In May 2020, Thomson Reuters, the media and technology conglomerate, has set up a small legal AI startup called Ross Intelligence to use U.S. copyright law by duplicating material from Westlaw, Thomson Reuters’ legal research platform. A lawsuit was filed for violating the law. As the pandemic raged on, the case was largely unknown outside the small world of geeks obsessed with copyright rules. But the lawsuit, filed more than two years before the generative AI boom began, turned out to be a preemptive strike in a larger war between content publishers and artificial intelligence companies currently being waged in courtrooms across the country. It is now clear. The results could create, destroy, or reshape entire information ecosystems and the AI industry, and in doing so, impact nearly everyone on the internet.
Dozens of other copyright lawsuits against AI companies have been rapidly filed over the past two years. Plaintiffs include independent authors and visual artists such as Sarah Silverman and Ta Nehisi-Coates, media companies such as the New York Times, and music industry giants such as Universal Music Group. The various rights holders claim that AI companies are using the results to train powerful, often highly profitable AI models in a manner that amounts to theft. AI companies often rely on the so-called “fair use” doctrine to protect themselves, meaning that the construction of AI tools can be protected by copyright without obtaining consent from or paying compensation to the rights holders. It argues that these should be considered situations in which it is legal to use such material. (Widely accepted examples of fair use include parody, news reporting, and academic research.) Nearly every major generative AI company has been involved in this legal battle, including OpenAI, Meta, Microsoft, Google, Anthropic, and Nvidia. is caught up in.
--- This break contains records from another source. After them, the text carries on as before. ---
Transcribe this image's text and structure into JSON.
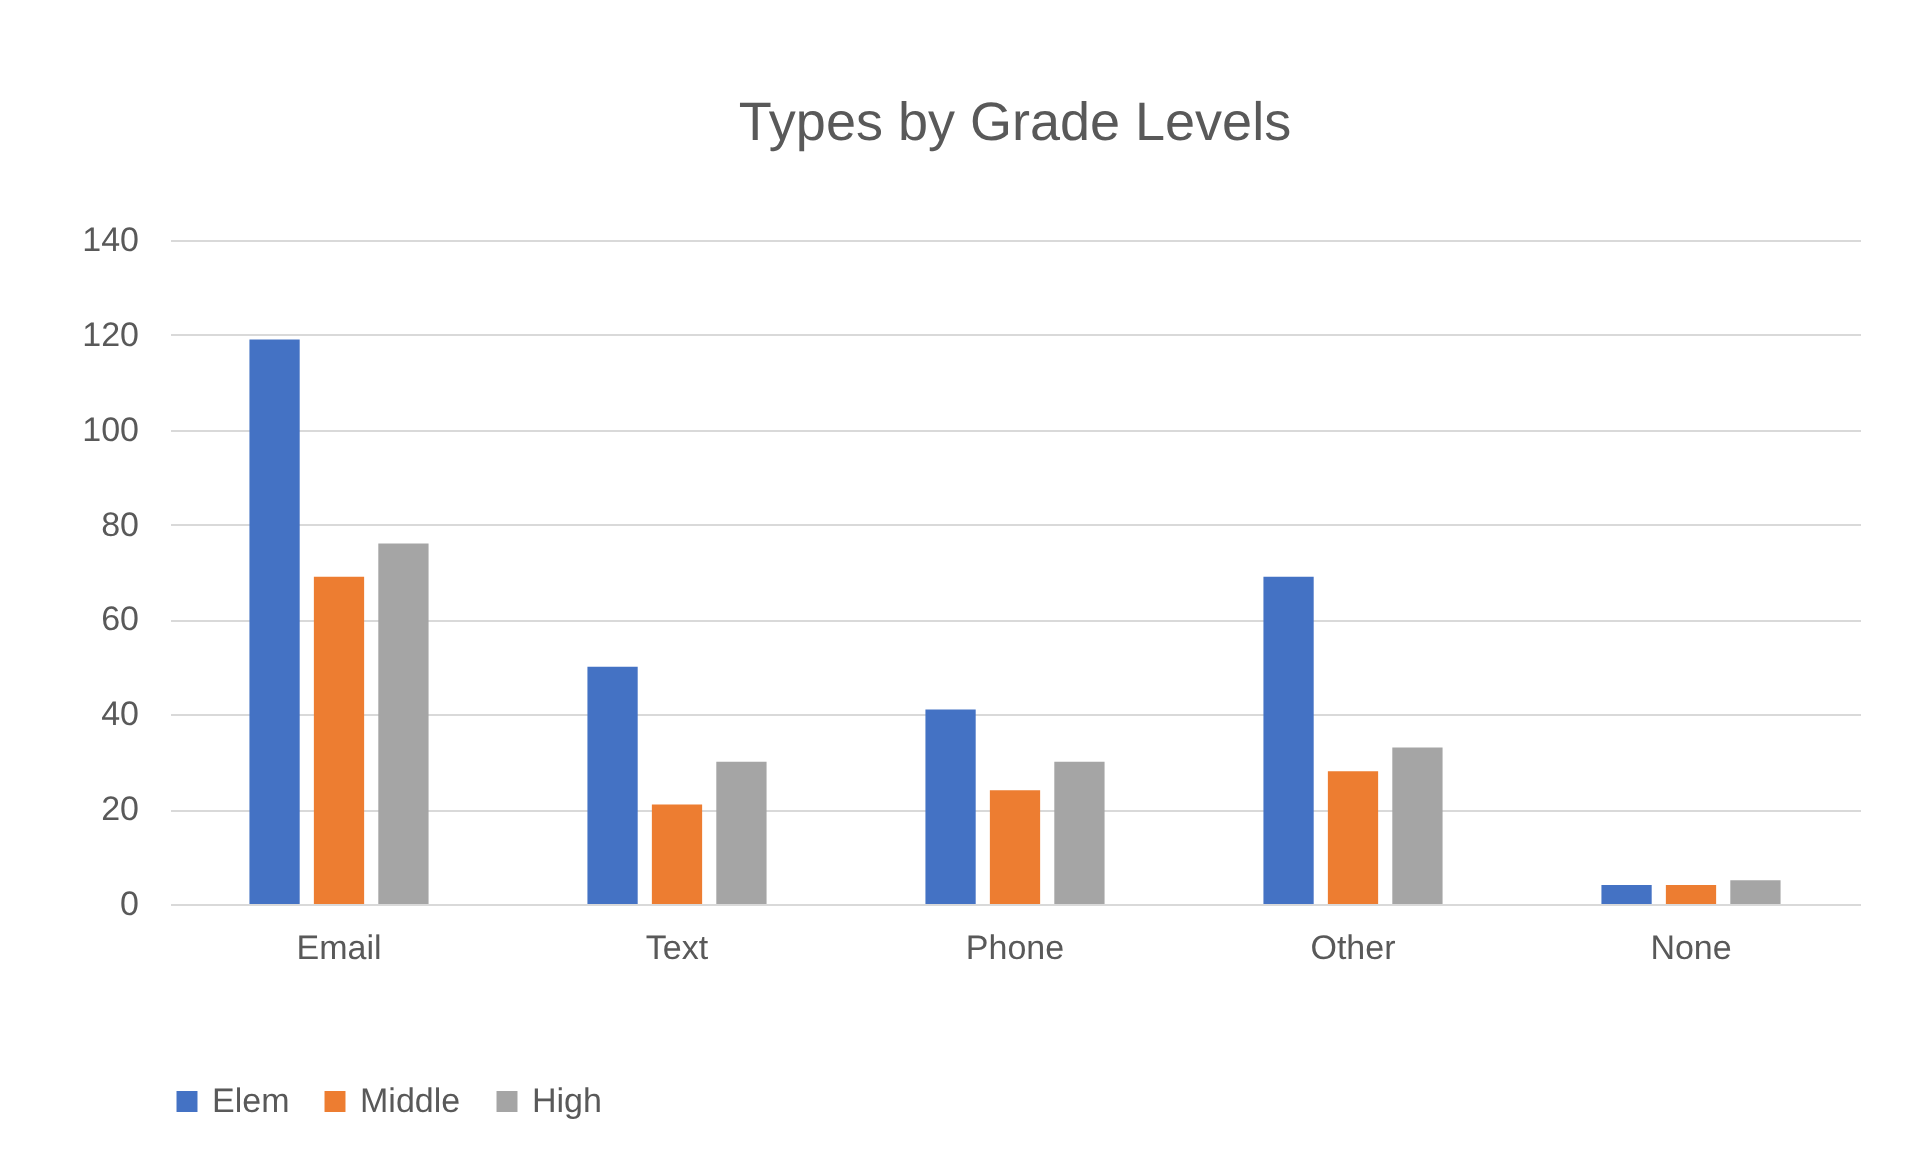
{
  "chart_data": {
    "type": "bar",
    "title": "Types by Grade Levels",
    "categories": [
      "Email",
      "Text",
      "Phone",
      "Other",
      "None"
    ],
    "series": [
      {
        "name": "Elem",
        "color": "#4472c4",
        "values": [
          119,
          50,
          41,
          69,
          4
        ]
      },
      {
        "name": "Middle",
        "color": "#ed7d31",
        "values": [
          69,
          21,
          24,
          28,
          4
        ]
      },
      {
        "name": "High",
        "color": "#a5a5a5",
        "values": [
          76,
          30,
          30,
          33,
          5
        ]
      }
    ],
    "ylim": [
      0,
      140
    ],
    "yticks": [
      0,
      20,
      40,
      60,
      80,
      100,
      120,
      140
    ],
    "grid": true,
    "legend": "bottom"
  }
}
WIRED is closely monitoring how these lawsuits develop. We track which companies and rights holders are involved, where the lawsuit was filed, what they’re alleging, and everything else you need to know to help you stay on top of the situation. I created a visualization to do this.
The first case, Thomson Reuters v. Ross Intelligence, is still pending in court. The trial, originally scheduled for earlier this year, has been postponed indefinitely, and it is unclear when it will end, with legal costs already putting Ross out of business. Other cases, such as the high-profile case brought by the New York Times against OpenAI and Microsoft, are currently in contentious discovery periods, during which what information the parties will be required to submit. are being discussed.